The document outlines EU positions ahead of a Group of 20 deputy finance leaders meeting in Gwangju, South Korea, September 4-5. South Korea will host a G20 leaders summit in November.
The 13-page document addresses issues including the economic outlook, governance of the International Monetary Fund, financial regulatory reform, and climate change. The draft was undated, and it was not clear whether EU officials had approved it.
The EU sounded somewhat upbeat on Europe's economic prospects, but raised concerns about growing risks in the United States and Japan, the document shows. The draft also reflects some frustration with China's slow progress in allowing its currency to appreciate.
China announced in June that it would loosen its grip on the tightly managed yuan, which the United States and Europe say Beijing keeps artificially low to support exports.
"A vigorous implementation of this policy is now necessary," the draft statement said. "Unfortunately, so far, only limited progress has been made."
It said a stronger yuan would be in Beijing's best interest because it would help prevent the Chinese economy from overheating and creating asset price bubbles.
The EU draft said the global economic recovery remained fragile and uneven across countries and "downside risks have increased in the U.S. and Japan."
Since the last G20 summit in Toronto in June, the U.S. economy has shown signs of faltering while Europe's growth has been stronger than expected.
Global stock markets stumbled in August in part because of worries that the U.S. economy could slip back into recession, although Federal Reserve Chairman Ben Bernanke insisted on Friday that modest growth would continue through this year and the pace would likely pick up next year.
In Japan, the yen's leap to a 15-year high has raised concerns that its export-led recovery might fade. Japanese Finance Minister Yoshihiko Noda said on Saturday he was ready to employ "all possible measures" to shackle the yen, which tends to strengthen in times of global economic uncertainty.
The EU draft said Europe's economy was "performing somewhat better than expected" and praised recent stress tests of Europe's largest banks for raising investor confidence in the health of the financial system.
Reprising a theme from the Toronto G20 summit, the document said the EU was following a "growth-friendly" path toward repairing debt-bloated government finances, and prodded the United States and Japan to pare their own deficits and debt once economic recovery is assured.
That was a source of transatlantic friction earlier this year when the White House chided Germany in particular for pulling back its fiscal support too swiftly.

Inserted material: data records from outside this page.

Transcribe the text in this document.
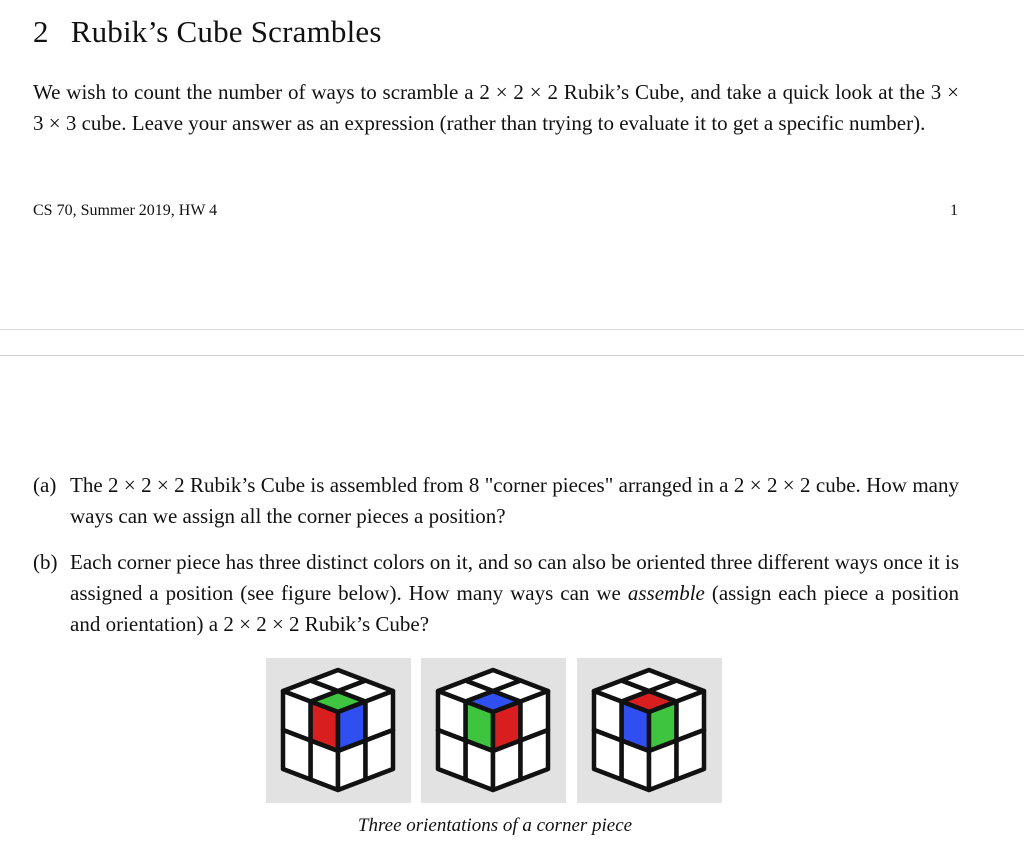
2 Rubik’s Cube Scrambles

We wish to count the number of ways to scramble a 2 × 2 × 2 Rubik’s Cube, and take a quick look at the 3 × 3 × 3 cube. Leave your answer as an expression (rather than trying to evaluate it to get a specific number).

CS 70, Summer 2019, HW 4	1
(a) The 2 × 2 × 2 Rubik’s Cube is assembled from 8 "corner pieces" arranged in a 2 × 2 × 2 cube. How many ways can we assign all the corner pieces a position?
(b) Each corner piece has three distinct colors on it, and so can also be oriented three different ways once it is assigned a position (see figure below). How many ways can we assemble (assign each piece a position and orientation) a 2 × 2 × 2 Rubik’s Cube?
Three orientations of a corner piece
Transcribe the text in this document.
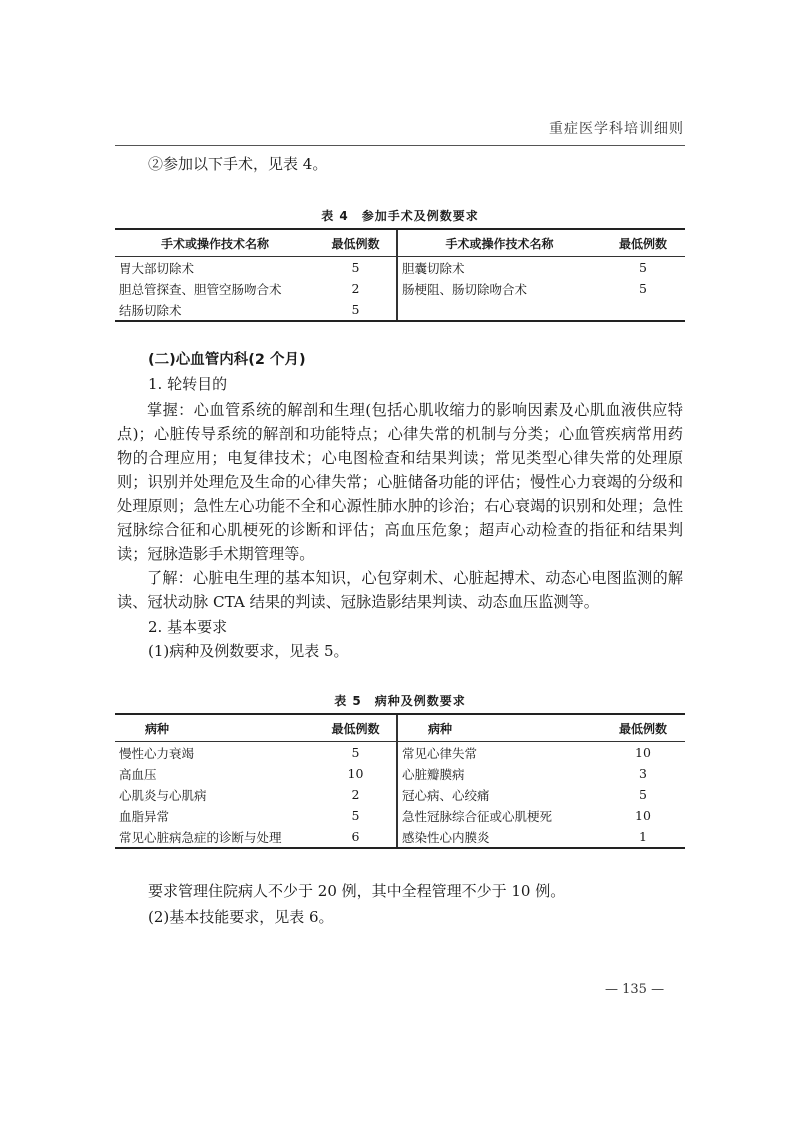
重症医学科培训细则
②参加以下手术，见表 4。
表 4　参加手术及例数要求
手术或操作技术名称	最低例数	手术或操作技术名称	最低例数
胃大部切除术	5	胆囊切除术	5
胆总管探查、胆管空肠吻合术	2	肠梗阻、肠切除吻合术	5
结肠切除术	5		
(二)心血管内科(2 个月)
1. 轮转目的

掌握：心血管系统的解剖和生理(包括心肌收缩力的影响因素及心肌血液供应特点)；心脏传导系统的解剖和功能特点；心律失常的机制与分类；心血管疾病常用药物的合理应用；电复律技术；心电图检查和结果判读；常见类型心律失常的处理原则；识别并处理危及生命的心律失常；心脏储备功能的评估；慢性心力衰竭的分级和处理原则；急性左心功能不全和心源性肺水肿的诊治；右心衰竭的识别和处理；急性冠脉综合征和心肌梗死的诊断和评估；高血压危象；超声心动检查的指征和结果判读；冠脉造影手术期管理等。

了解：心脏电生理的基本知识，心包穿刺术、心脏起搏术、动态心电图监测的解读、冠状动脉 CTA 结果的判读、冠脉造影结果判读、动态血压监测等。

2. 基本要求
(1)病种及例数要求，见表 5。
表 5　病种及例数要求
病种	最低例数	病种	最低例数
慢性心力衰竭	5	常见心律失常	10
高血压	10	心脏瓣膜病	3
心肌炎与心肌病	2	冠心病、心绞痛	5
血脂异常	5	急性冠脉综合征或心肌梗死	10
常见心脏病急症的诊断与处理	6	感染性心内膜炎	1
要求管理住院病人不少于 20 例，其中全程管理不少于 10 例。
(2)基本技能要求，见表 6。
— 135 —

The United States warned that switching to austerity too soon might jeopardize the economic recovery.
On IMF governance, another area of disagreement between the United States and Europe, the draft gives no indication that the EU is willing to give up seats on the IMF's executive board in order to give greater voice to fast-growing emerging economies such as China.
The draft showed the EU supports shifting slightly more than 5 percent of IMF quota shares to "underrepresented" emerging and developing economies, but wants to keep the size of the executive board unchanged.